IE had nothing but default settings and default homepage . . .
see attached

I’ll send the Firefox dump later this evening

Ploget · June 26, 2017, 6:56pm

For some reason the dumps I would expect from the command line isn’t produced. With Procdump, I get the, ‘was unexpected at this time’ result . . . although I may well be doing it incorrectly 88)

There are 2 Firefox dumps produced in Boxroot by Firefox - if they are what is expected?

Never had to use Procdump before, so any help would be appreciated!

Flykite · June 27, 2017, 2:24am

You can share the dumps with us, hope we can capture something with them.
Thanks for your help!

Flykite · June 27, 2017, 2:34am

If possbile could you please generate one dump file of IE? Task manager->process list->right click IE process->create dump file.

Ploget · June 27, 2017, 9:47am

Both Firefox files attached in zip

Also for your info. both IE, Firefox and Dragon run normally in the Container in CIS, but Opera pages crash instantly!
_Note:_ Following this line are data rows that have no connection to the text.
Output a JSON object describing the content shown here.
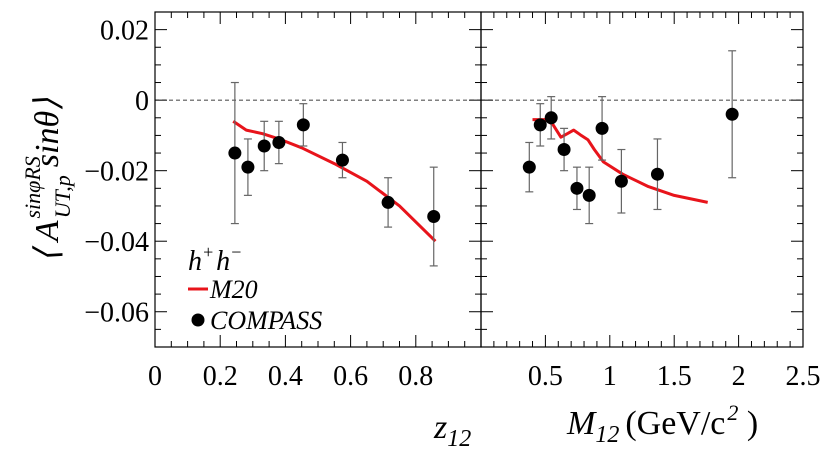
{
  "chart_data": [
    {
      "type": "scatter",
      "panel": "left",
      "title": "",
      "xlabel": "z",
      "xlabel_sub": "12",
      "ylabel_main": "A",
      "ylabel_sup": "sinφRS",
      "ylabel_sub": "UT,p",
      "ylabel_tail": "sinθ",
      "xlim": [
        0,
        1.0
      ],
      "ylim": [
        -0.07,
        0.025
      ],
      "x_ticks": [
        0,
        0.2,
        0.4,
        0.6,
        0.8
      ],
      "x_tick_labels": [
        "0",
        "0.2",
        "0.4",
        "0.6",
        "0.8"
      ],
      "y_ticks": [
        0.02,
        0,
        -0.02,
        -0.04,
        -0.06
      ],
      "y_tick_labels": [
        "0.02",
        "0",
        "−0.02",
        "−0.04",
        "−0.06"
      ],
      "zero_line": 0,
      "series": [
        {
          "name": "M20",
          "kind": "line",
          "color": "#e8141b",
          "x": [
            0.24,
            0.28,
            0.33,
            0.38,
            0.45,
            0.55,
            0.65,
            0.75,
            0.86
          ],
          "y": [
            -0.006,
            -0.0085,
            -0.0095,
            -0.011,
            -0.0135,
            -0.018,
            -0.023,
            -0.03,
            -0.04
          ]
        },
        {
          "name": "COMPASS",
          "kind": "points",
          "color": "#000000",
          "x": [
            0.245,
            0.285,
            0.335,
            0.38,
            0.455,
            0.575,
            0.715,
            0.855
          ],
          "y": [
            -0.015,
            -0.019,
            -0.013,
            -0.012,
            -0.007,
            -0.017,
            -0.029,
            -0.033
          ],
          "err": [
            0.02,
            0.008,
            0.007,
            0.006,
            0.006,
            0.005,
            0.007,
            0.014
          ]
        }
      ]
    },
    {
      "type": "scatter",
      "panel": "right",
      "title": "",
      "xlabel": "M",
      "xlabel_sub": "12",
      "xlabel_unit": "(GeV/c",
      "xlabel_unit_sup": "2",
      "xlabel_unit_end": " )",
      "xlim": [
        0,
        2.5
      ],
      "ylim": [
        -0.07,
        0.025
      ],
      "x_ticks": [
        0.5,
        1,
        1.5,
        2,
        2.5
      ],
      "x_tick_labels": [
        "0.5",
        "1",
        "1.5",
        "2",
        "2.5"
      ],
      "zero_line": 0,
      "series": [
        {
          "name": "M20",
          "kind": "line",
          "color": "#e8141b",
          "x": [
            0.4,
            0.5,
            0.56,
            0.62,
            0.67,
            0.72,
            0.77,
            0.83,
            0.88,
            0.95,
            1.1,
            1.3,
            1.5,
            1.76
          ],
          "y": [
            -0.0055,
            -0.0055,
            -0.007,
            -0.0105,
            -0.0095,
            -0.0085,
            -0.0098,
            -0.0112,
            -0.014,
            -0.0175,
            -0.021,
            -0.0245,
            -0.027,
            -0.029
          ]
        },
        {
          "name": "COMPASS",
          "kind": "points",
          "color": "#000000",
          "x": [
            0.375,
            0.46,
            0.545,
            0.645,
            0.745,
            0.84,
            0.94,
            1.09,
            1.37,
            1.95
          ],
          "y": [
            -0.019,
            -0.007,
            -0.005,
            -0.014,
            -0.025,
            -0.027,
            -0.008,
            -0.023,
            -0.021,
            -0.004
          ],
          "err": [
            0.007,
            0.006,
            0.006,
            0.006,
            0.006,
            0.008,
            0.009,
            0.009,
            0.01,
            0.018
          ]
        }
      ]
    }
  ],
  "legend": {
    "header_h": "h",
    "header_sup1": "+",
    "header_h2": "h",
    "header_sup2": "−",
    "line_label": "M20",
    "points_label": "COMPASS"
  }
}
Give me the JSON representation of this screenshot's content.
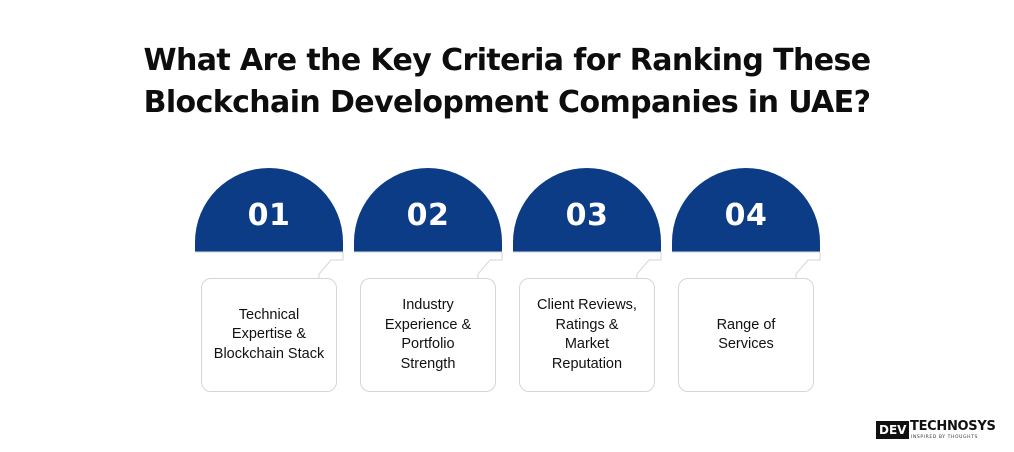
{
  "title": {
    "line1": "What Are the Key Criteria for Ranking These",
    "line2": "Blockchain Development Companies in UAE?"
  },
  "colors": {
    "accent": "#0b3c85",
    "card_border": "#d6d6d6",
    "text": "#111111"
  },
  "steps": [
    {
      "number": "01",
      "label": "Technical\nExpertise &\nBlockchain Stack"
    },
    {
      "number": "02",
      "label": "Industry\nExperience &\nPortfolio\nStrength"
    },
    {
      "number": "03",
      "label": "Client Reviews,\nRatings &\nMarket\nReputation"
    },
    {
      "number": "04",
      "label": "Range of\nServices"
    }
  ],
  "logo": {
    "badge": "DEV",
    "wordmark": "TECHNOSYS",
    "tagline": "INSPIRED BY THOUGHTS"
  }
}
umesh · June 27, 2017, 10:19am

Hi All,
Recognizers update have been released to all CCAV users now.

Thanks
-umesh

nikos200 · June 28, 2017, 2:57pm

it is work now?or still very weak???i test it with some malwares that av detect already… i run them in sandbox but still no viruscope detection

Flykite · June 29, 2017, 1:32am

Hi Ploget,
We found that you installed CCAV and CIS on same system, the firefox crased as sandbox compatibility issue, we suggest you to install only one of them.
Thanks for your support!

Ploget · June 29, 2017, 10:42am

I understood that if Auto Containment was disabled in one or other, there should be no compatibility issues?

Is this no longer true, or is it just these particular items?

Flykite · July 1, 2017, 7:06am

No, you should keep one of them, “disable” cannot resolve the compatibility issues.